My visit was hosted by several colleagues, including my longtime research collaborator Dr. Patrick Crill, Professor of Biogeochemistry and Director of the Geochemistry program in the Department of Geological Sciences at Stockholm University (SU). I met with Dr. Alasdair Skelton, Chairman of the Department of Geological Sciences at Stockholm University (SU), who is extremely supportive of building a program for student exchange and setting up collaborations between UNH and SU.

A day trip to Uddevalla on the western coast of Sweden provided me an opportunity to visit a research site that is just being set up for long term measurement of carbon exchange, a site prime for IROP and graduate student opportunities. I met with Professor Leif Klemedtsson, Coordinator of the Tellus program for research education (http://www.tellus.science.gu.se/) at the University of Gothenburg.
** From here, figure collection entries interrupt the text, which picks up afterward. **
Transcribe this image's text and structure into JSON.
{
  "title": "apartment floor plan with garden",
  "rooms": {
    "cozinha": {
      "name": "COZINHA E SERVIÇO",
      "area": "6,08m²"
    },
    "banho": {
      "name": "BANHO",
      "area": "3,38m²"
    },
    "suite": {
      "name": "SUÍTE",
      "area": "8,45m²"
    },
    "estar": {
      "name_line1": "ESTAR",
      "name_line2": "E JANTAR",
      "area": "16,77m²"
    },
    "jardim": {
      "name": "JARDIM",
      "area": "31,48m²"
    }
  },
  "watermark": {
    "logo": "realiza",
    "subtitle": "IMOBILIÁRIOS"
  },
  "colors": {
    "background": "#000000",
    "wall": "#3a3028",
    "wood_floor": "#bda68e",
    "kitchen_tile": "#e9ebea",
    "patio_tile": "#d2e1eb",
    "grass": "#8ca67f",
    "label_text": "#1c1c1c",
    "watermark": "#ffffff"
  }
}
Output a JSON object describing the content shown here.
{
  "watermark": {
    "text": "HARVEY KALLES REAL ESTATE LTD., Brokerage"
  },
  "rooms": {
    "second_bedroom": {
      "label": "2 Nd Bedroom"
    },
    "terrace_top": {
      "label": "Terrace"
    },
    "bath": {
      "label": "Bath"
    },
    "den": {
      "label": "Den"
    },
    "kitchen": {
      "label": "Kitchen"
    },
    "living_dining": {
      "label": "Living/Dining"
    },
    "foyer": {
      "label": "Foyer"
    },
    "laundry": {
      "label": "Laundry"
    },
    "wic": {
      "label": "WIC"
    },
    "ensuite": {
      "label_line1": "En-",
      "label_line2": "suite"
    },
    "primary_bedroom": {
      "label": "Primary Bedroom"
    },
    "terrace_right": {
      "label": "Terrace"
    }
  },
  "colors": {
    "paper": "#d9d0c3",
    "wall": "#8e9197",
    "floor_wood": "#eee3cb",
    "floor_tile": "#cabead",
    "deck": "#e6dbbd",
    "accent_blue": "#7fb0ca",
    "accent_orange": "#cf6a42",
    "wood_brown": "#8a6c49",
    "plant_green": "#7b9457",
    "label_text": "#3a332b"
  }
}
He is supportive about my plans to bring students to this unique research site to study the exchange of carbon dioxide and methane, two important greenhouse gases, in peatland and aquatic ecosystems.

I also spent five days at the Abisko Scientific Research Station (Abisko Naturvetenskapliga Station, ANS; (http://www.linnea.com/~ans/ans.htm) at 68.3°N, a research station that has been actively collecting meteorological data since 1913. It is a region in the subarctic that is currently being impacted by climate change. Much of my time at Abisko was spent on Stordalen mire, a site monitored for emissions of methane and carbon dioxide (see photo); participating in field work, building a boardwalk and installing instrumentation. While at ANS, I met with Dr. Christer Jonasson, Deputy Director, to discuss plans for bringing undergraduates to ANS to do research in the summer. Dr. Jonasson was enthusiastic about the prospect of expanding the international research opportunities especially for undergraduates at ANS and is supporting my proposal to the National Science Foundation’s Research Experience for Undergraduates (REU) program. If funded, I will bring undergraduates from US institutions to ANS to participate in research on the impact of climate change on northern ecosystems.

In addition to broadening research and educational opportunities for myself, current and future students, I experienced for the first time 24 hours of daylight which allowed for long field days and not much sleep. I also shared in some local traditions including reindeer stew and a dip in the glacier-fed Lake Torneträsk, Sweden’s second deepest lake that is generally covered in ice from December until June. I look forward to my return to this unique landscape.